Alfa Romeo, Lancia en DS krijgen 10 jaar om hun levensvatbaarheid te bewijzen

Honderd dagen na de effectieve geboorte van de Stellantis-groep, ontstaan uit de fusie van PSA en FCA, laat voorzitter Carlos Tavares in verschillende interviews en conferenties steeds meer blijken over de toekomst van zijn merken.
In een interview met het Franse nieuwsmagazine Le Point herinnerde de Portugese baas eraan dat geen van de veertien merken van de groep onmiddellijk gevaar loopt. Hij bevestigde dat hij daarvoor genoeg "financiering voor de komende tien jaar had gegarandeerd".
Maar hij voegde eraan toe dat niemand "eeuwige bescherming geniet”. Het is duidelijk niet omdat een merk meer geschiedenis of uitstraling heeft dan een ander, dat het een voorkeursbehandeling geniet.

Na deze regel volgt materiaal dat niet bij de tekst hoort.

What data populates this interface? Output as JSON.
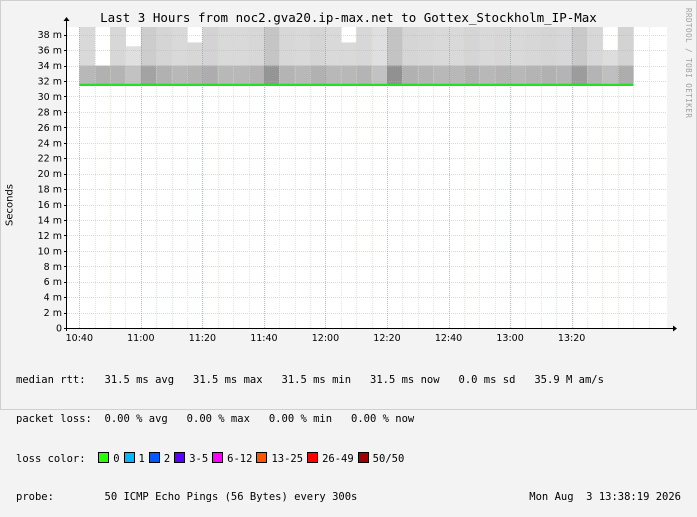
{
  "title": "Last 3 Hours from noc2.gva20.ip-max.net to Gottex_Stockholm_IP-Max",
  "watermark": "RRDTOOL / TOBI OETIKER",
  "chart_data": {
    "type": "area",
    "ylabel": "Seconds",
    "ylim": [
      0,
      0.039
    ],
    "y_ticks": [
      {
        "v": 0,
        "label": "0"
      },
      {
        "v": 0.002,
        "label": "2 m"
      },
      {
        "v": 0.004,
        "label": "4 m"
      },
      {
        "v": 0.006,
        "label": "6 m"
      },
      {
        "v": 0.008,
        "label": "8 m"
      },
      {
        "v": 0.01,
        "label": "10 m"
      },
      {
        "v": 0.012,
        "label": "12 m"
      },
      {
        "v": 0.014,
        "label": "14 m"
      },
      {
        "v": 0.016,
        "label": "16 m"
      },
      {
        "v": 0.018,
        "label": "18 m"
      },
      {
        "v": 0.02,
        "label": "20 m"
      },
      {
        "v": 0.022,
        "label": "22 m"
      },
      {
        "v": 0.024,
        "label": "24 m"
      },
      {
        "v": 0.026,
        "label": "26 m"
      },
      {
        "v": 0.028,
        "label": "28 m"
      },
      {
        "v": 0.03,
        "label": "30 m"
      },
      {
        "v": 0.032,
        "label": "32 m"
      },
      {
        "v": 0.034,
        "label": "34 m"
      },
      {
        "v": 0.036,
        "label": "36 m"
      },
      {
        "v": 0.038,
        "label": "38 m"
      }
    ],
    "x_ticks": [
      "10:40",
      "11:00",
      "11:20",
      "11:40",
      "12:00",
      "12:20",
      "12:40",
      "13:00",
      "13:20"
    ],
    "x_range_minutes": [
      -4,
      191
    ],
    "x_tick_minutes": [
      0,
      20,
      40,
      60,
      80,
      100,
      120,
      140,
      160
    ],
    "median": 0.0315,
    "median_series_minutes": [
      0,
      180
    ],
    "grid": true,
    "colors": {
      "median": "#22e022",
      "grid": "#e8a0a0",
      "smoke": "#a0a0a0"
    },
    "smoke_intervals": [
      {
        "t0": 0,
        "top": 0.039,
        "shade": 0.45
      },
      {
        "t0": 5,
        "top": 0.0335,
        "shade": 0.55
      },
      {
        "t0": 10,
        "top": 0.039,
        "shade": 0.5
      },
      {
        "t0": 15,
        "top": 0.0365,
        "shade": 0.3
      },
      {
        "t0": 20,
        "top": 0.039,
        "shade": 0.75
      },
      {
        "t0": 25,
        "top": 0.039,
        "shade": 0.55
      },
      {
        "t0": 30,
        "top": 0.039,
        "shade": 0.45
      },
      {
        "t0": 35,
        "top": 0.037,
        "shade": 0.5
      },
      {
        "t0": 40,
        "top": 0.039,
        "shade": 0.6
      },
      {
        "t0": 45,
        "top": 0.039,
        "shade": 0.45
      },
      {
        "t0": 50,
        "top": 0.039,
        "shade": 0.45
      },
      {
        "t0": 55,
        "top": 0.039,
        "shade": 0.5
      },
      {
        "t0": 60,
        "top": 0.039,
        "shade": 0.95
      },
      {
        "t0": 65,
        "top": 0.039,
        "shade": 0.5
      },
      {
        "t0": 70,
        "top": 0.039,
        "shade": 0.45
      },
      {
        "t0": 75,
        "top": 0.039,
        "shade": 0.55
      },
      {
        "t0": 80,
        "top": 0.039,
        "shade": 0.45
      },
      {
        "t0": 85,
        "top": 0.037,
        "shade": 0.45
      },
      {
        "t0": 90,
        "top": 0.039,
        "shade": 0.5
      },
      {
        "t0": 95,
        "top": 0.039,
        "shade": 0.3
      },
      {
        "t0": 100,
        "top": 0.039,
        "shade": 1.0
      },
      {
        "t0": 105,
        "top": 0.039,
        "shade": 0.55
      },
      {
        "t0": 110,
        "top": 0.039,
        "shade": 0.5
      },
      {
        "t0": 115,
        "top": 0.039,
        "shade": 0.45
      },
      {
        "t0": 120,
        "top": 0.039,
        "shade": 0.45
      },
      {
        "t0": 125,
        "top": 0.039,
        "shade": 0.55
      },
      {
        "t0": 130,
        "top": 0.039,
        "shade": 0.45
      },
      {
        "t0": 135,
        "top": 0.039,
        "shade": 0.5
      },
      {
        "t0": 140,
        "top": 0.039,
        "shade": 0.45
      },
      {
        "t0": 145,
        "top": 0.039,
        "shade": 0.5
      },
      {
        "t0": 150,
        "top": 0.039,
        "shade": 0.55
      },
      {
        "t0": 155,
        "top": 0.039,
        "shade": 0.5
      },
      {
        "t0": 160,
        "top": 0.039,
        "shade": 0.85
      },
      {
        "t0": 165,
        "top": 0.039,
        "shade": 0.5
      },
      {
        "t0": 170,
        "top": 0.036,
        "shade": 0.35
      },
      {
        "t0": 175,
        "top": 0.039,
        "shade": 0.6
      }
    ],
    "smoke_bottom": 0.0315
  },
  "legend": {
    "median_rtt": "median rtt:   31.5 ms avg   31.5 ms max   31.5 ms min   31.5 ms now   0.0 ms sd   35.9 M am/s",
    "packet_loss": "packet loss:  0.00 % avg   0.00 % max   0.00 % min   0.00 % now",
    "loss_color_label": "loss color:",
    "loss_colors": [
      {
        "label": "0",
        "color": "#26ff00"
      },
      {
        "label": "1",
        "color": "#00b8ff"
      },
      {
        "label": "2",
        "color": "#0059ff"
      },
      {
        "label": "3-5",
        "color": "#5e00ff"
      },
      {
        "label": "6-12",
        "color": "#ff00ff"
      },
      {
        "label": "13-25",
        "color": "#ff5500"
      },
      {
        "label": "26-49",
        "color": "#ff0000"
      },
      {
        "label": "50/50",
        "color": "#a10000"
      }
    ],
    "probe": "probe:        50 ICMP Echo Pings (56 Bytes) every 300s",
    "timestamp": "Mon Aug  3 13:38:19 2026"
  }
}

Elk moet erin slagen zijn financiële duurzaamheid na het volgende decennium te bewijzen. Deze waarschuwing is vooral gericht tot de meest instabiele merken van Stellantis: Alfa Romeo, Lancia, DS, maar ook Chrysler aan de andere kant van de Atlantische Oceaan.
Geen Alfa Romeo tegen elke prijs
Sprekend op een conferentie van de Financial Times over de toekomst van de auto, zei Tavares ook dat "veel autofabrikanten de afgelopen jaren bereid waren om Alfa Romeo te kopen. In de ogen van deze kopers is [het merk] zeer waardevol. Ze hebben gelijk. Het is zeer waardevol.”
Maar de president zei ook: "We zullen doen wat nodig is om met de juiste technologie zeer rendabel te zijn", zonder de details te specificeren van het tienjarige investeringsplan, dat echter wel veel elektrificatie zal inhouden. We weten al dat de volgende Alfa's afstand zullen moeten doen van het fabelachtige maar dure Giorgio-platform, dat gebruikt wordt door de Stelvio en Giulia en wordt vervangen door de modulaire platformen van de PSA-groep, om zo schaalvoordelen te realiseren.